The madness of October’s Overlook Madness is finally approaching, as today I might say something in this review that I’d never thought I’d ever say in my entire life! As announced, today and tomorrow I’m tackling the two ‘of the Dead’ films by George A. Romero that I haven’t seen for this spectacular ending to a month of horrific films and horrific timing for them. I hope that you’ve been enjoying these that I’ve been doing. Today is the turn of ‘Diary of the Dead’ (2007), and you can see James Rolfe’s video review here, and you might read my thoughts on it below.
Maybe some people’ve said this before, and maybe I didn’t want to listen to them, but I’m going to say something I thought I’d never have to say: George A. Romero made a bad film. I guess you just need to see the image that heads this article, and there you have it, you know what kind of movie this is by looking at that? The main problem with this movie is the way that it seems to move from one subject to the next, from one tone to another, from this moment to the next as if nothing happened, as if nothing had a weight, as if nothing was important, is that an important message? Is that was George A. Romero was aiming for? A state of confusion where everything was the same, everything mattered and everything didn’t, the characters were disposable and the moments were interchangeable? Is that what he thinks of the world of media nowadays, the Youtube era of sorts and how it reacts to the people around them, how we react to the information that appears, how we should believe it, digest it, think about it, weight it, do we ever believe anything that is put up in any screen ever? If that’s what it’s going on I applaud George, he did it, he made the perfect movie about internet, everything is the same, nothing is real, everything is fake: the acting, the reality, the special effects… wow, I’m backing down on my initial negative review for this film, this is actually pretty interesting, to think of this as the most revolutionary movie ever made that speaks about our mediocrity as human beings when we’re connected to the internet.

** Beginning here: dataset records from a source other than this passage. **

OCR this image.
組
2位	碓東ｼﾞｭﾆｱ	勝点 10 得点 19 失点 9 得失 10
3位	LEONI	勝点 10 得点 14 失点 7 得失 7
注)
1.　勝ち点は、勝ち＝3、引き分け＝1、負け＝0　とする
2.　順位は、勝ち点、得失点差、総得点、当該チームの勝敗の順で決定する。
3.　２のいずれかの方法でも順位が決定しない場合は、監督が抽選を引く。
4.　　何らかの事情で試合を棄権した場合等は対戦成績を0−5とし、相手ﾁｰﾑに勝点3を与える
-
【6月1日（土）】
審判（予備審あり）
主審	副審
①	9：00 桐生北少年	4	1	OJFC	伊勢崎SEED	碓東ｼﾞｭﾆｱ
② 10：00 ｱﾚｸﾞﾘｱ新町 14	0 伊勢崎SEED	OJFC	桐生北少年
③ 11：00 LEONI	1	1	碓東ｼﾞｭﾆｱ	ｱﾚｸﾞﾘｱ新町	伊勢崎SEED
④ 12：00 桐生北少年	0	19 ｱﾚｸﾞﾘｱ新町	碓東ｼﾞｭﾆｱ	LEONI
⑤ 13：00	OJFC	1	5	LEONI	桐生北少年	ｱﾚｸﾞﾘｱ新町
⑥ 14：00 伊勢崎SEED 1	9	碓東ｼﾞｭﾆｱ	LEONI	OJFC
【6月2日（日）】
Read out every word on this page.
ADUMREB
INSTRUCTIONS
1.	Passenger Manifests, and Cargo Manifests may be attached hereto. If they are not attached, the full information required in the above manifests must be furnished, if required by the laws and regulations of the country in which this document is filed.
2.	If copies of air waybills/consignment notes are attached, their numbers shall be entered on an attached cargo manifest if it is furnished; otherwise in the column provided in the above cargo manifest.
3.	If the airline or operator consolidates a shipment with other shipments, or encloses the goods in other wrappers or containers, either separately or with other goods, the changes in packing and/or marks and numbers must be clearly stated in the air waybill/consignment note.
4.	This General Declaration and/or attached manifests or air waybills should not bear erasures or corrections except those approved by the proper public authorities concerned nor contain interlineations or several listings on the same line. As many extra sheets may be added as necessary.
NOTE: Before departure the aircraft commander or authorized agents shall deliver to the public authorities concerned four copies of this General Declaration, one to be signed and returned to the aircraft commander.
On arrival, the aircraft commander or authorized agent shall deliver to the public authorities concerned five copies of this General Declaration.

I’m actually being serious though, I’m not being facetious, I’m being serious, I’m actually mad that I had such a negative response to this movie initially, but I think it’s the fact that this movie was directed by George A. Romero, but the camera isn’t directed by George A. Romero, but by the actors who are playing the interchangeable roles of the stupid film school students that are trying to film the zombie holocaust that is going on. That’s the main problem, it lacks an interesting visual style, and as a found footage film it’s one of the worst that they’ve looked, with no distinct style or form that would make it interesting in any way, in a sense, as much as an unintentional or intentional message this was, this also had a lot of missed opportunities in terms of how it looked. Now, even if I say that I’ve found myself surprised at how supposedly (and I think it probably is) clever this film is, I still can’t get out of mind how much of a chore this was to watch, how bad the acting was, how much of what happened didn’t matter, how the script was atrocious, as much as all of this was planned, as intelligent and genius the final thing is, I can’t avoid criticizing a movie that is, kinda objectively, bad, boring and thrill-less. I’m sad.